The stakeholder group met earlier this week, and spent some time investigating the evaluation model favored by the state Department of Education, which is the Teacher Advancement Program, or TAP. TAP is a highly-regarded and comprehensive teacher evaluation system that integrates teacher evaluations, targeted teacher training, a "career ladder" professional advancement system, and a performance-based compensation component.
One thing it does not do, though, is, as LD 1799 puts it, "include student assessments as part of teacher evaluations."
The stakeholder group will learn more about this when representatives from TAP come to Monday's stakeholder group meeting, but in a conversation this morning with a member of the TAP staff, I learned that while actual student performance is used as part of the TAP program's performance-based pay component and is used to inform the program's teacher training and professional development system, it is not used as a part of the teacher evaluation system.
Instead, teachers are evaluated under TAP much as they are under the evaluation systems used across Maine and the nation today. Under TAP, teachers are observed multiple times a year by multiple trained evaluators and are rated against TAP's "Teaching Skills, Knowledge and Responsibilities Performance Standards," which TAP describes as "research-based standards based on twenty-six indicators and operationalized against a five-point scale rubric." These standards, I am told, are based on many of the same teaching standards used in teacher evaluations today, including the Danielson framework, which is widely used in Maine already.

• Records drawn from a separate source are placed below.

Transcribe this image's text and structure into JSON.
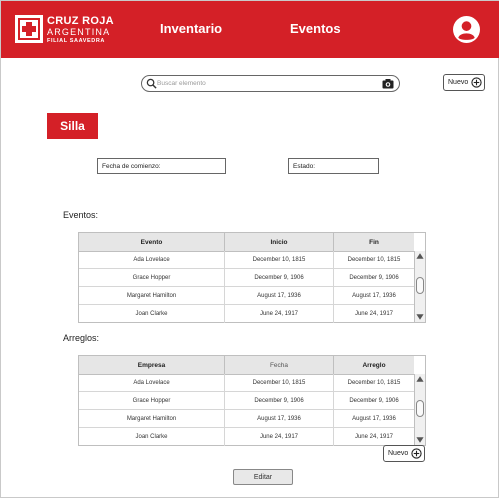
{
  "header": {
    "logo": {
      "line1": "CRUZ ROJA",
      "line2": "ARGENTINA",
      "line3": "FILIAL SAAVEDRA"
    },
    "nav": [
      {
        "label": "Inventario"
      },
      {
        "label": "Eventos"
      }
    ]
  },
  "search": {
    "placeholder": "Buscar elemento"
  },
  "top_new_button": {
    "label": "Nuevo"
  },
  "item": {
    "title": "Silla"
  },
  "fields": {
    "start_date": {
      "label": "Fecha de comienzo:"
    },
    "status": {
      "label": "Estado:"
    }
  },
  "events": {
    "label": "Eventos:",
    "columns": [
      "Evento",
      "Inicio",
      "Fin"
    ],
    "rows": [
      [
        "Ada Lovelace",
        "December 10, 1815",
        "December 10, 1815"
      ],
      [
        "Grace Hopper",
        "December 9, 1906",
        "December 9, 1906"
      ],
      [
        "Margaret Hamilton",
        "August 17, 1936",
        "August 17, 1936"
      ],
      [
        "Joan Clarke",
        "June 24, 1917",
        "June 24, 1917"
      ]
    ]
  },
  "repairs": {
    "label": "Arreglos:",
    "columns": [
      "Empresa",
      "Fecha",
      "Arreglo"
    ],
    "rows": [
      [
        "Ada Lovelace",
        "December 10, 1815",
        "December 10, 1815"
      ],
      [
        "Grace Hopper",
        "December 9, 1906",
        "December 9, 1906"
      ],
      [
        "Margaret Hamilton",
        "August 17, 1936",
        "August 17, 1936"
      ],
      [
        "Joan Clarke",
        "June 24, 1917",
        "June 24, 1917"
      ]
    ],
    "new_button": {
      "label": "Nuevo"
    }
  },
  "edit_button": {
    "label": "Editar"
  },
  "colors": {
    "brand_red": "#d42027"
  }
}
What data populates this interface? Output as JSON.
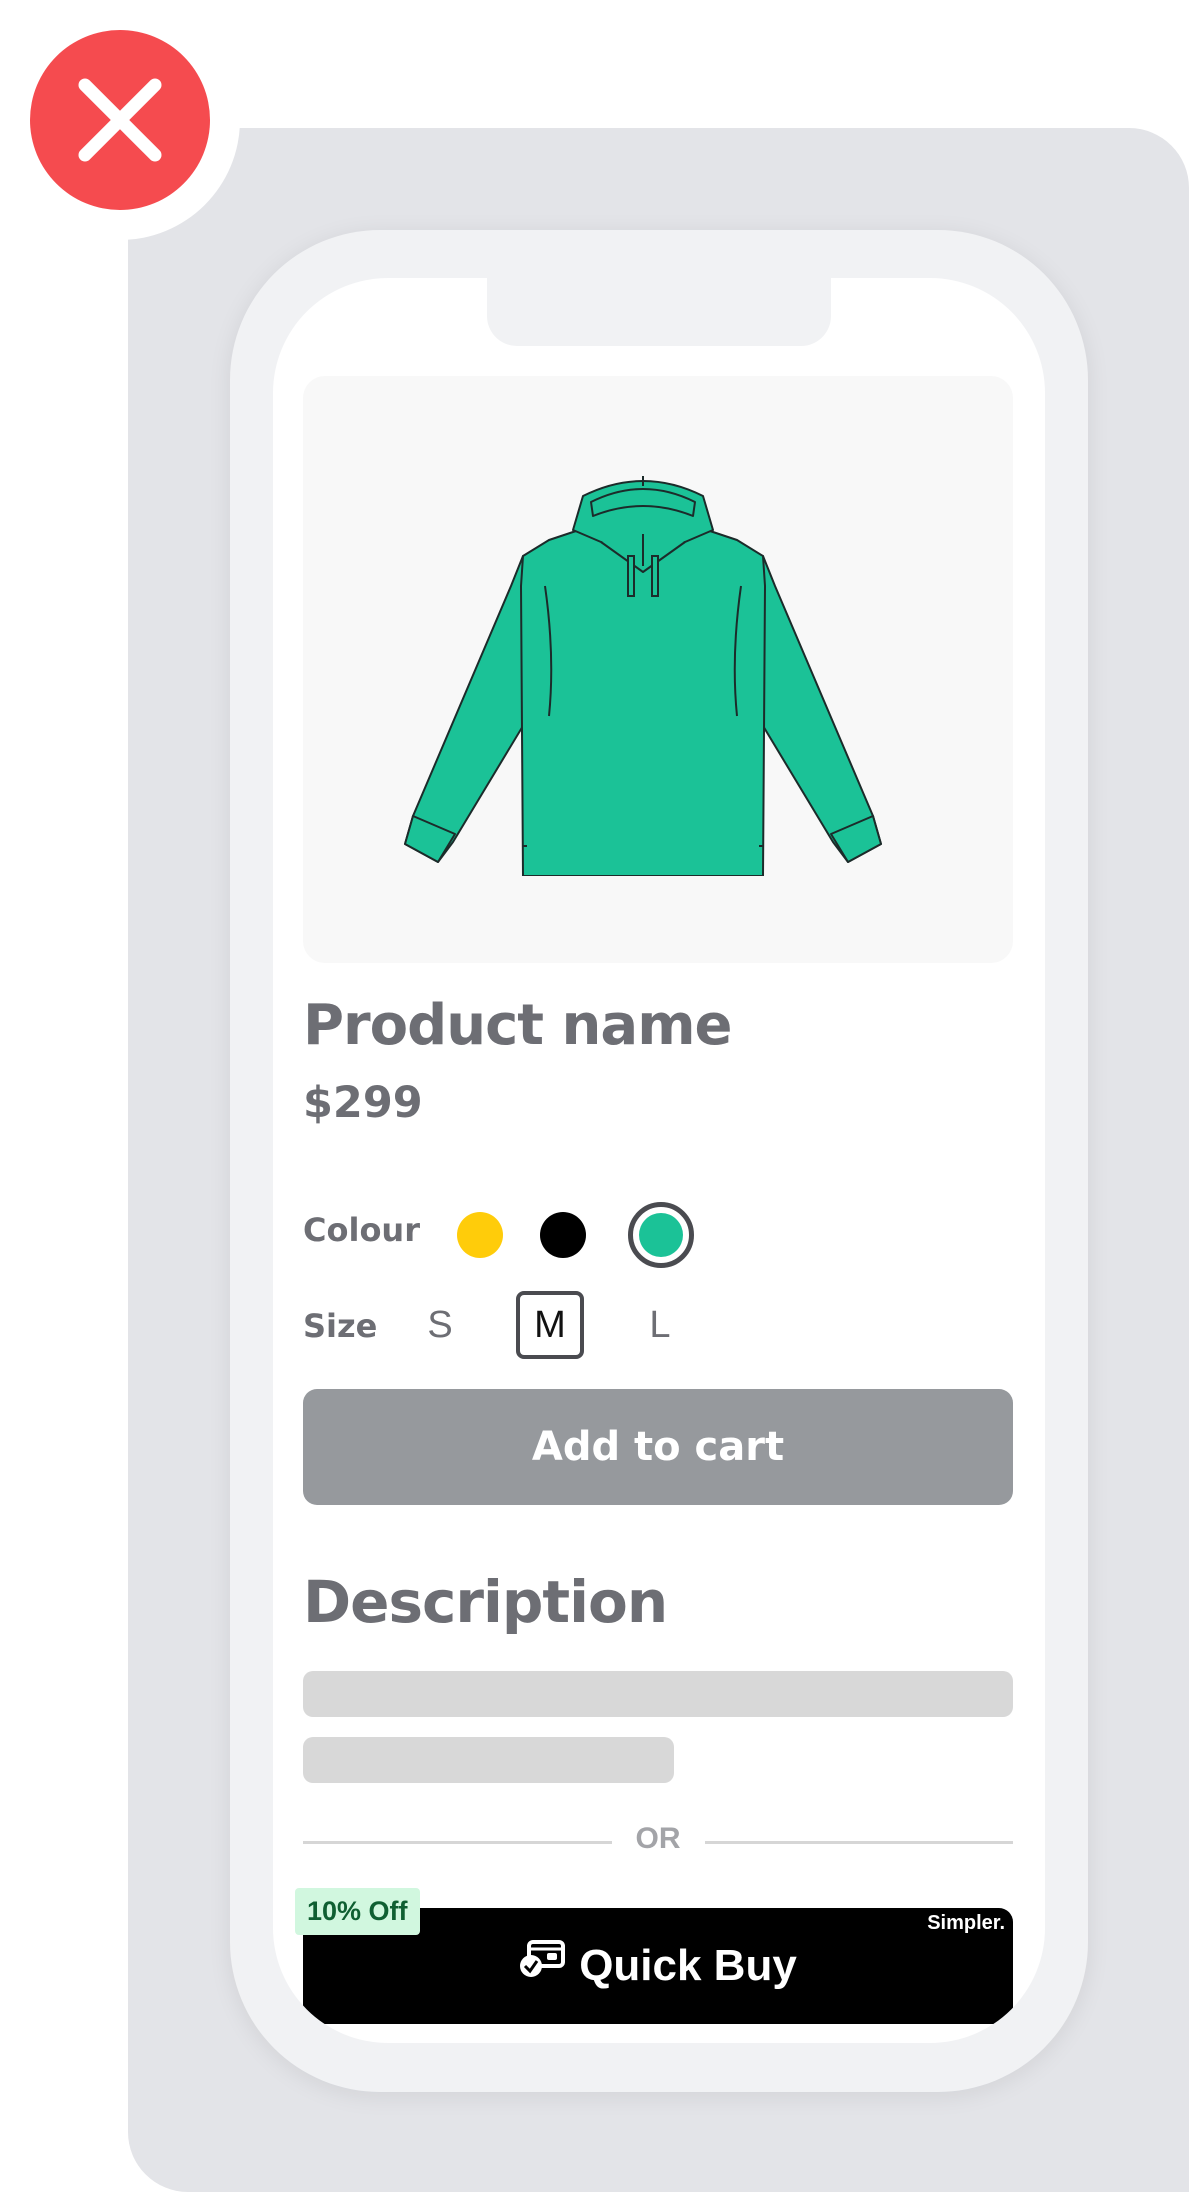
{
  "product": {
    "name": "Product name",
    "price": "$299",
    "image_icon": "hoodie-illustration",
    "hoodie_color": "#1bc297"
  },
  "colour": {
    "label": "Colour",
    "options": [
      {
        "name": "yellow",
        "hex": "#ffcc0a"
      },
      {
        "name": "black",
        "hex": "#000000"
      },
      {
        "name": "teal",
        "hex": "#1bc297",
        "selected": true
      }
    ]
  },
  "size": {
    "label": "Size",
    "options": [
      "S",
      "M",
      "L"
    ],
    "selected": "M"
  },
  "add_to_cart_label": "Add to cart",
  "description": {
    "heading": "Description"
  },
  "divider": {
    "label": "OR"
  },
  "quick_buy": {
    "label": "Quick Buy",
    "brand": "Simpler.",
    "discount": "10% Off",
    "icon": "wallet-check-icon"
  },
  "close_icon": "close-icon",
  "colors": {
    "close_red": "#f54b4f",
    "backdrop": "#e3e4e8",
    "button_gray": "#96999d",
    "text_gray": "#6d6e74",
    "discount_bg": "#d1f7df",
    "discount_text": "#0f5f32"
  }
}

TAP's evaluation program is almost certainly far more thorough than the evaluation systems used in most schools today, and TAP has research demonstrating that teachers who score highly on its rubric tend to be highly effective in terms of student outcomes. But TAP's teacher evaluation system DOES NOT use student achievement as a evaluative component, and would therefore be allowed under LD 1799 even without the approval of the stakeholder group. There is nothing in state law today - even with the passage of LD 1799 - that would prohibit a school system from adopting TAP right now. (Since it would make no use of state assessment data, it would have been legal to use here in Maine prior to the passage of LD 1799 as well.)
This is good news for Maine's schools, of course, as TAP has been shown to be highly successful where it has been implemented.
It is bad news - very bad news - for the stakeholder group's effort to satisfy A.G. Mills that no barriers exist "at the State level to linking data on student achievement or student growth to teachers and principals for the purpose of teacher and principal evaluation." TAP does not use "student achievement or student growth" "for the purpose of teacher and principal evaluation," so its approval by the stakeholder group would be meaningless. Even if districts were permitted by the stakeholder group to use TAP (which they could do now anyway), they would STILL be prohibited from using student data in teacher evaluation, something TAP doesn't do. A legal and statutory barrier to using student achievement data in this way (LD 1799) would thereby STILL EXIST.
SO, I hope the good folks at the Department of Education don't have any weekend plans. TAP is a great program - one Maine's school districts would do well to adopt - but it is not a model that uses student achievement growth for the purpose of teacher evaluation (Danielson isn't either, which is why the Department dropped it as a model to bring to the stakeholder group.) The Department will have to come up with yet another model, and quickly. May 14, the date by which a model is to be reported out, is only two weeks away, and if we don't have a model approved by then, you can forget the Race to the Top.